今の子どもたちがいかに追い詰められているか。大人と違ってストレス発散ができない。子どもたちには閉鎖された学校と家庭しかないうえに、その二つが追い詰められる場所となった時に、もう逃げ場はない。
"いじめ"の原因は家庭や学校、地域などの社会にある。だから閉鎖された学校空間の中の問題ではない。いじめる子もいじめられる子も交替もするし、生涯の傷を負う。水谷さんは、今の子どもに暴れ回るエネルギーや気力がなくなり、「目力」がなく、自己肯定感の希薄さ、自分への自信のないことを心配している。認められたり、ほめられたりすることなく、否定、否定で育てられればたしかにそうなる。
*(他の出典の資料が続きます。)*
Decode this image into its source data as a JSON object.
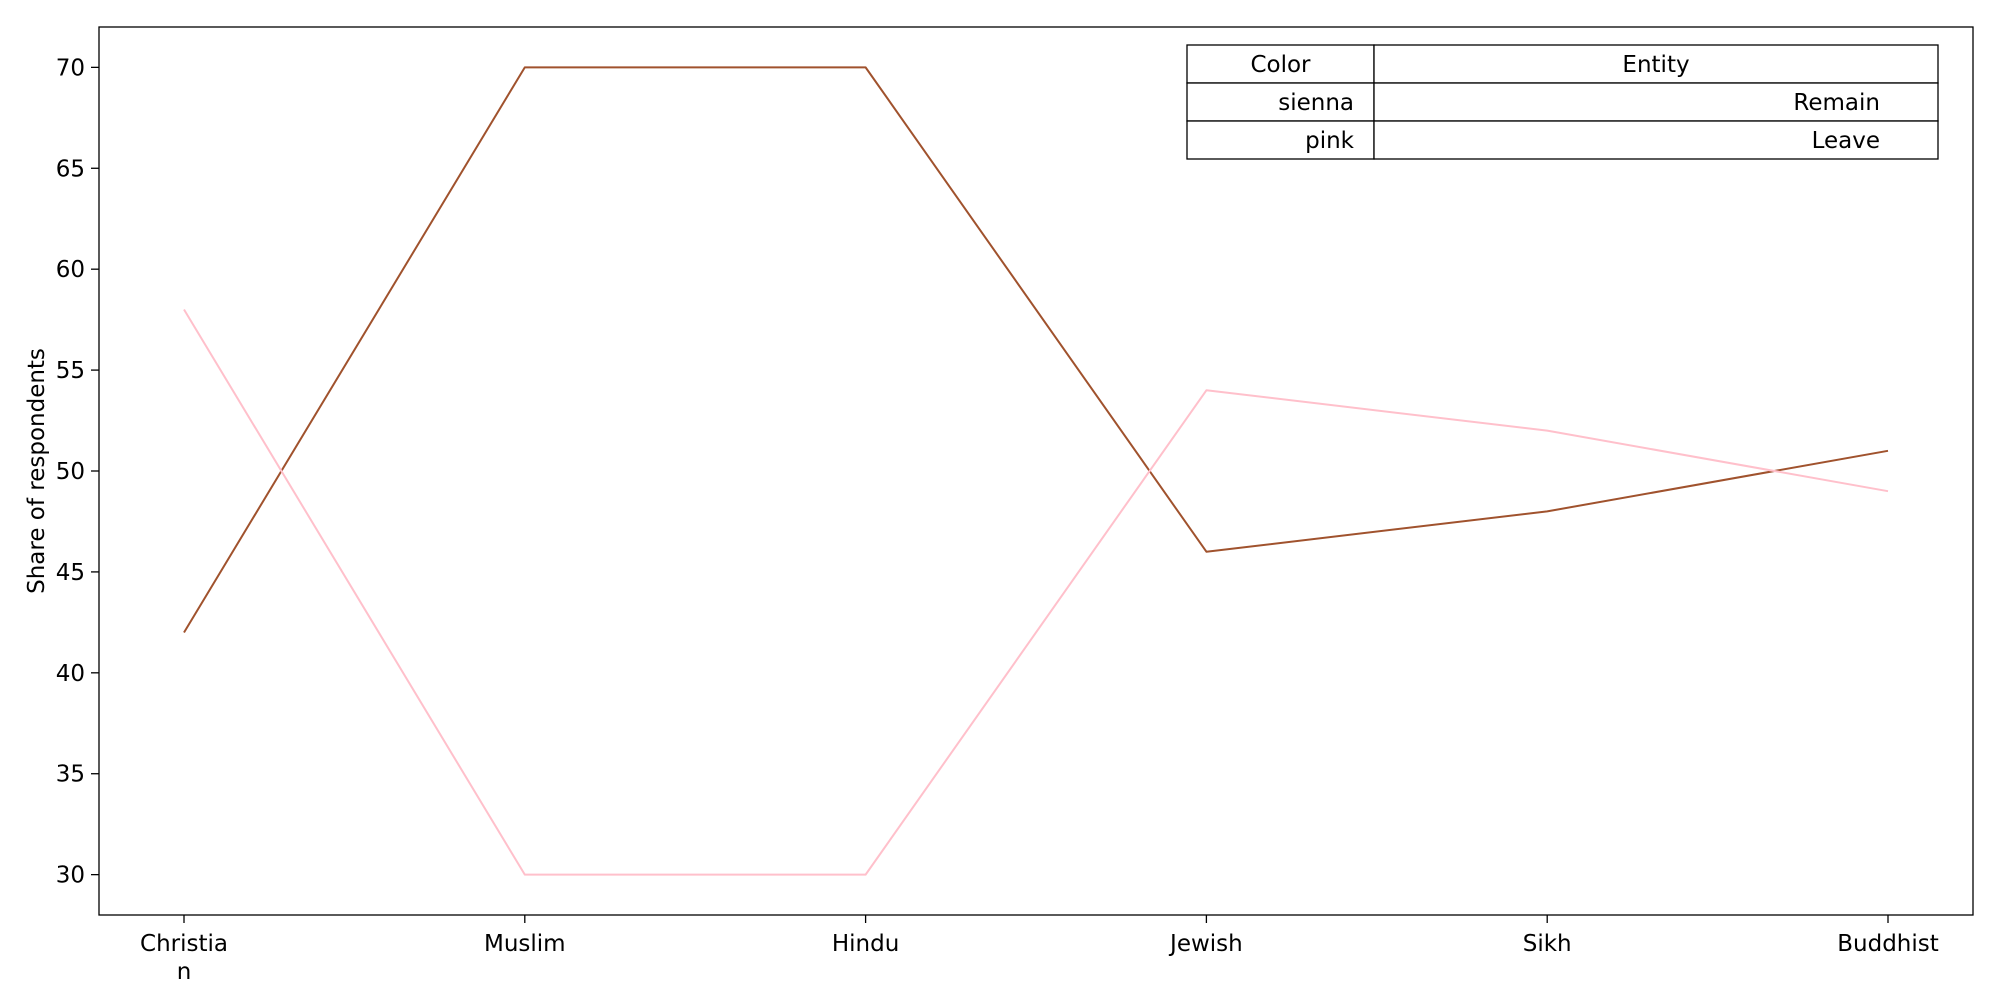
{
  "chart_data": {
    "type": "line",
    "title": "",
    "xlabel": "",
    "ylabel": "Share of respondents",
    "categories": [
      "Christian",
      "Muslim",
      "Hindu",
      "Jewish",
      "Sikh",
      "Buddhist"
    ],
    "category_display": [
      [
        "Christia",
        "n"
      ],
      [
        "Muslim"
      ],
      [
        "Hindu"
      ],
      [
        "Jewish"
      ],
      [
        "Sikh"
      ],
      [
        "Buddhist"
      ]
    ],
    "ylim": [
      28,
      72
    ],
    "yticks": [
      30,
      35,
      40,
      45,
      50,
      55,
      60,
      65,
      70
    ],
    "grid": false,
    "legend_placement": "top-right",
    "series": [
      {
        "name": "Remain",
        "color_name": "sienna",
        "color": "#a0522d",
        "values": [
          42,
          70,
          70,
          46,
          48,
          51
        ]
      },
      {
        "name": "Leave",
        "color_name": "pink",
        "color": "#ffc0cb",
        "values": [
          58,
          30,
          30,
          54,
          52,
          49
        ]
      }
    ],
    "legend_table": {
      "headers": [
        "Color",
        "Entity"
      ],
      "rows": [
        [
          "sienna",
          "Remain"
        ],
        [
          "pink",
          "Leave"
        ]
      ]
    }
  }
}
"夜回り先生"水谷さんはずっと、「死にたい、助けて」という子どもに体当たりで相談し続けてきた。本書にもその一端、実例が紹介されている。愛情のない、実情に迫らない、本質を探ろうとしない全てに対して憤りがあふれている。
いじめ現象は「不健全な人間関係(無視や悪口)」「人権侵害(死ね、学校へ来るな)」「犯罪」の三つに分かれるのに、文科省は曖昧な定義で、学校の内に抱え込ませている。人権侵害には人権擁護局などを、犯罪には警察との連携を、学校と教員は「不健全な人間関係」を直し、できなければ"いじめ"の責任を取ること――水谷さんの主張は明確だ。
いじめにどう対処するか――。「今いじめられている君へ」「いじめに気づいている君へ」「今だれかをいじめている君へ」「すべての親へ」「学校関係者へ」「関係機関の人たちへ」「すべての人たちへ」。皆、逃げているではないか。いじめ対策は、総がかりで、踏み込んでこそできるものだ。戦ってこそ解決の道がある――そうした叫びが伝わってくる。必読の本だ。